Set in mid-50s Detroit, the film sees Don Cheadle playing Curt Goynes, a low-level criminal recently released from prison and looking for a quick score so he can get out of town. His connection hooks him up with Doug Jones (Brendan Fraser), a middle man for the mob, who pitches him a simple three-man job – hold Matt Wertz’s (David Harbour) family hostage, whilst he retrieves a valuable document from the safe at his work.
In a less than slick manner, Curt and the two other men, Charley (Kieran Culkin) and Ronald (Benicio del Toro) arrive at the Wertz house and take the family hostage. Matt goes to his office as instructed, but then unwisely decides to try and double cross the criminals. Things go awry, to say the least, and they all soon find themselves in the dangerous crosshairs of two rival gangsters, Frank Capelli (Ray Liotta) and Aldrick Watkins (Bill Duke).
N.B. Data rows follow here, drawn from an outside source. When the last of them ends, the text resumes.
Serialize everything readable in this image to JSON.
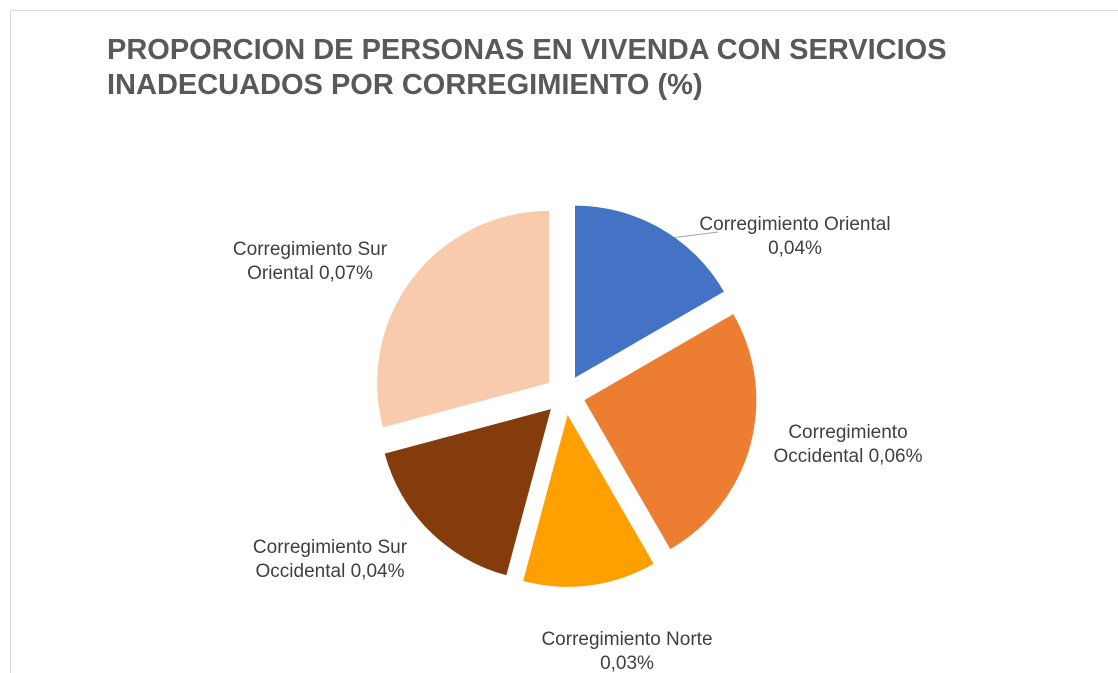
{
  "chart_data": {
    "type": "pie",
    "title": "PROPORCION DE PERSONAS EN VIVENDA CON SERVICIOS INADECUADOS POR CORREGIMIENTO (%)",
    "categories": [
      "Corregimiento Oriental",
      "Corregimiento Occidental",
      "Corregimiento Norte",
      "Corregimiento Sur Occidental",
      "Corregimiento Sur Oriental"
    ],
    "values": [
      0.04,
      0.06,
      0.03,
      0.04,
      0.07
    ],
    "value_labels": [
      "0,04%",
      "0,06%",
      "0,03%",
      "0,04%",
      "0,07%"
    ],
    "colors": [
      "#4472c4",
      "#ed7d31",
      "#ffa000",
      "#843c0c",
      "#f8cbad"
    ]
  }
}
Curt realises they have been set up, and he flees with Ronald. Caught at the wrong end of a far-reaching criminal conspiracy, the rest of the film sees the two crooks trying to piece together what happened, as the sprawling and complex plot winds around them. And it is extremely complicated. Not just the twisty plot and ever-expanding cast of players, but also the inner lives of our main characters. Solomon’s script keeps adding layers and complications, which brilliantly ramps up the drama and desperation of the bleakly funny situation they find themselves in.
Another heist movie at this point in his illustrious career could easily see Soderbergh operating on autopilot, but nothing could be further from the truth. Even working in a relatively stripped back style, he brings his trademark visual panache to proceedings. The film has a pleasingly vintage vibe, supplemented by the director’s use of ultra-wide angle anamorphic lenses, giving the film a distorted vignette-like appearance.
And whilst we’re all gleefully soaking up the slick stylistics and trying to follow the sleight-of-hand tricksiness of the heist-gone-wrong plot, Soderbergh is stealthily treating us to a film about something else altogether. The true intentions of ‘No Sudden Move’, like the blurred edges of the frame come into laser sharp focus in a final reel showdown with yet another A-lister smuggled deep on the call sheet.
And what a call sheet it is. As well as those already mentioned, there is Jon Hamm as a lawman on the trail of Curt and Ronald, Julia Fox as a scheming gangster’s moll, Amy Seimetz and Frankie Shaw as the women in Wertz’s life, and Noah Jupe as his son. The performances are uniformly terrific, but it is Don Cheadle’s film. His world-weary crook, dreaming of one last shot of a life better than this, is his best work in years.